Cell viabilities tests. Live/Dead cell images of a, g control cell, b, h cell+HPAM, c, i cell+l-arginine, d, j cell+HLA10 nanomotor 50 μL, e, k cell+HLA10 nanomotor 100 μL, f, l cell+HLA10 nanomotor 150 μL (Scale bar: 100 μm); m MTT results the samples for different cells; n NO production amount during the co-culture of different amounts of HLA10 nanomotor with HUVECs and MCF-7 cells for 4 h. Asterisk (*) denotes statistical significance between bars (*p < 0.05, **p < 0.01, ***p < 0.001) using one-way ANOVA analysis. Experimental data are mean+/−s.d. of samples in a representative experiment (n = 3)
In order to verify the universality of the formation mechanism of HLAn nanomotors proposed in this case, that is, the positively charged amino-enriched organic substances and the negative carboxyl groups in l-arginine combined through weak electrostatic force to form nanoparticles, three amino-enriched organic compounds (chitosan, (Mw. 3000–6000 Da), polylysine (Mw. 3000–4000), heparin/folic acid (FA) (Mw. 5000–10,000)) were chosen to react with l-arginine, and the morphology/movement behavior of the obtained nanoparticles (named as CLA10 nanomotors, PLA10 nanomotors, HFLA10 nanomotors) were investigated (Fig. 7 and Supplementary Movie 7). As shown in Fig. 7a–f, all particle sizes of CLA10 nanomotors, PLA10 nanomotors, and HFLA10 nanomotors are larger than 500 nm, and the speeds of CLA10 nanomotors and HFLA10 nanomotors with high molecular weight reactant are much higher than that of HLA10 nanomotors with HPAM (Mw. 1000) as reactant (Fig. 7g–j). Results confirm the universality of this mechanism we proposed, which can be extended to synthesize various kinds of nanomotors expelled by NO.

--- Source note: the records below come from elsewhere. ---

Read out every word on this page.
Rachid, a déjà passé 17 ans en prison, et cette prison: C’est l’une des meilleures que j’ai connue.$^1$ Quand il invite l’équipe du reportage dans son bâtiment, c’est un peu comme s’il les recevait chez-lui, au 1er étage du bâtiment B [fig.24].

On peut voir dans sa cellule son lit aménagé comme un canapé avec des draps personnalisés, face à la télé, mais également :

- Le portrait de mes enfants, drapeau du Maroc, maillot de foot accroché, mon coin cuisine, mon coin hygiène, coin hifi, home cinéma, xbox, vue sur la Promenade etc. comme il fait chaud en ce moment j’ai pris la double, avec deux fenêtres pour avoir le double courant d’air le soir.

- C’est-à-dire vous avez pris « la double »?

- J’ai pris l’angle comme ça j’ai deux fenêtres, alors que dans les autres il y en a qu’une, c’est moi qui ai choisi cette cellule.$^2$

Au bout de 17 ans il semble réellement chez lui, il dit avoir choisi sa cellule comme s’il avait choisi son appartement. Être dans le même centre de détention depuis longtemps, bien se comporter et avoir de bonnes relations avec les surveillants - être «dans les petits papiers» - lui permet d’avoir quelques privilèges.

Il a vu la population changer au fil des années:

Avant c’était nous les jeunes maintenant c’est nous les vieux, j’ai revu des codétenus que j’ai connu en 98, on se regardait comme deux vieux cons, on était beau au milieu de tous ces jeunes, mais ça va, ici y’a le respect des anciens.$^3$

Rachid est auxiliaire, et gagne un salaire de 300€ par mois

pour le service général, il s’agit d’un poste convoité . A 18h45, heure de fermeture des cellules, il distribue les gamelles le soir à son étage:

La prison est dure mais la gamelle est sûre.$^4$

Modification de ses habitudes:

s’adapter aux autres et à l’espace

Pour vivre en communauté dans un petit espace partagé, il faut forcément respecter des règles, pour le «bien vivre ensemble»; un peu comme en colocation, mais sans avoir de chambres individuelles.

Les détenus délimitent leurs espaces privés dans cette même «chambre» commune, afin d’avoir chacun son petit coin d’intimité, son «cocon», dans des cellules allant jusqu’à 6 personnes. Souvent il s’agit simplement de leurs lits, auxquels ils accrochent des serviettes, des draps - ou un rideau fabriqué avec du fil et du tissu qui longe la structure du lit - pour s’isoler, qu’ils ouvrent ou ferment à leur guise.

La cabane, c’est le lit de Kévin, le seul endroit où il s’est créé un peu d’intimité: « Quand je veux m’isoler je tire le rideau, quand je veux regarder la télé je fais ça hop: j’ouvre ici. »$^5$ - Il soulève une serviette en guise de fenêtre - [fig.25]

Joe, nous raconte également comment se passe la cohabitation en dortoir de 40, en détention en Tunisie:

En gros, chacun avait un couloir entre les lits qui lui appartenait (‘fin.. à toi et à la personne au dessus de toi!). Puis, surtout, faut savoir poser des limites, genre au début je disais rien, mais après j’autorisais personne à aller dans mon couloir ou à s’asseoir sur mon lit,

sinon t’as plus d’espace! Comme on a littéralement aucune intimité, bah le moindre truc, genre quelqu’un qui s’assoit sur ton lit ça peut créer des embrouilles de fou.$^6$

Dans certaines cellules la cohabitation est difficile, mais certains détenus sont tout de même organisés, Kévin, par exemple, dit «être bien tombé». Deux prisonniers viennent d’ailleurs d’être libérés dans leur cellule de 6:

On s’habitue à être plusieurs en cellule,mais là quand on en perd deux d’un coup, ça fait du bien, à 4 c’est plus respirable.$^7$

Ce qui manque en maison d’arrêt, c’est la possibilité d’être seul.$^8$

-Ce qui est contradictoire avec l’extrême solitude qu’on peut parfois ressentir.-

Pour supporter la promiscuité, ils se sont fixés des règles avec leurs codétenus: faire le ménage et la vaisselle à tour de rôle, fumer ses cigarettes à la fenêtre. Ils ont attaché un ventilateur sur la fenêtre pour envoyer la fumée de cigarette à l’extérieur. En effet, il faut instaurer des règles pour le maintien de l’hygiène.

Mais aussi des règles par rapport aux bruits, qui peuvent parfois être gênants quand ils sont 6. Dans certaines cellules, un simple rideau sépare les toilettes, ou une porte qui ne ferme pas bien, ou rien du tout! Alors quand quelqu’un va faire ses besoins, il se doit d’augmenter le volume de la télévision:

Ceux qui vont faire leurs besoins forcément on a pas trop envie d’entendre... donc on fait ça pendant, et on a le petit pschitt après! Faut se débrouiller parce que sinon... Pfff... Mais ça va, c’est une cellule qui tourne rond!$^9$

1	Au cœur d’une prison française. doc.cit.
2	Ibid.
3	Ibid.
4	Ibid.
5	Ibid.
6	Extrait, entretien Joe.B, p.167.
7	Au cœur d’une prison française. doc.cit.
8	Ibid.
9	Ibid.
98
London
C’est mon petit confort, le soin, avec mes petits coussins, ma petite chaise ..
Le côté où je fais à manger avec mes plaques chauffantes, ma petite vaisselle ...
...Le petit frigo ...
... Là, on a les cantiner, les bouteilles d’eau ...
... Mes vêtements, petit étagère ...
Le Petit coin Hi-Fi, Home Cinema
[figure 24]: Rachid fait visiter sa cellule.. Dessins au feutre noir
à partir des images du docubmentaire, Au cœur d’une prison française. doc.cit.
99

Characterizations of nanomotors with other components. Nanomotor with their counterpart chemical structure of a chitosan, b polylysine, c heparin/folic acid; TEM images of d CLA10 nanomotor, e PLA10 nanomotor, and f HFLA10 nanomotor (Scale bar: 200 nm); Time-lapse images (Supplementary Movie 7) displaying the tracking trajectories in 10 s (10% H2O2) of g CLA10 nanomotor, h PLA10 nanomotor, and i HFLA10 nanomotor (Scale bar: 5 μm); j The movement speed of the different nanomotors. Experimental data are mean +/−s.d. of samples in a representative experiment (n = 3)
Discussion
As we know, folic acid receptors (FRs) display limited expression on healthy cells but often present in large numbers on cancer cells surface31. Therefore, FA is usually regarded as an important molecule for FR-mediated targeted delivery for anticancer drugs. In our case, heparin was used to react with FA to form HF (Heparin/FA) NPs32, then HF NPs were used to form HFLA10 NPs (heparin/folic acid/l-arginine) with l-arginine. In order to confirm the targeting effect of HFLA10 NPs for MCF-7 cells, MTT and cell uptake of HLA10 and HFLA10 nanomotors co-cultured with MCF-7 cells were conducted. As shown in Supplementary Fig. 31, the cell viability of MCF-7 cells decreases to about 30% after co-cultured with HFLA10 for 3 h, which is about 41% for HLA10. Furthermore, the cell uptake tests of HLA10 and HFLA10 nanomotors after co-cultured with MCF-7 cells for 3 h were also detected by confocal laser scanning microscopy. As shown in Supplementary Fig. 32, HLA10 and HFLA10 nanomotors display similar fluorescence property, hence the fluorescence intensity detected by confocal laser scanning microscopy can represent the cell uptake amount of nanomotors. As shown in Supplementary Fig. 33 and Supplementary Movie 8, the fluorescence intensity of the MCF-7 cell co-cultured with HLA10 is much lower than that of the MCF-7 cell co-cultured with HFLA10 nanomotors, indicating good targeting effect of HFLA10 nanomotors for MCF-7 cells.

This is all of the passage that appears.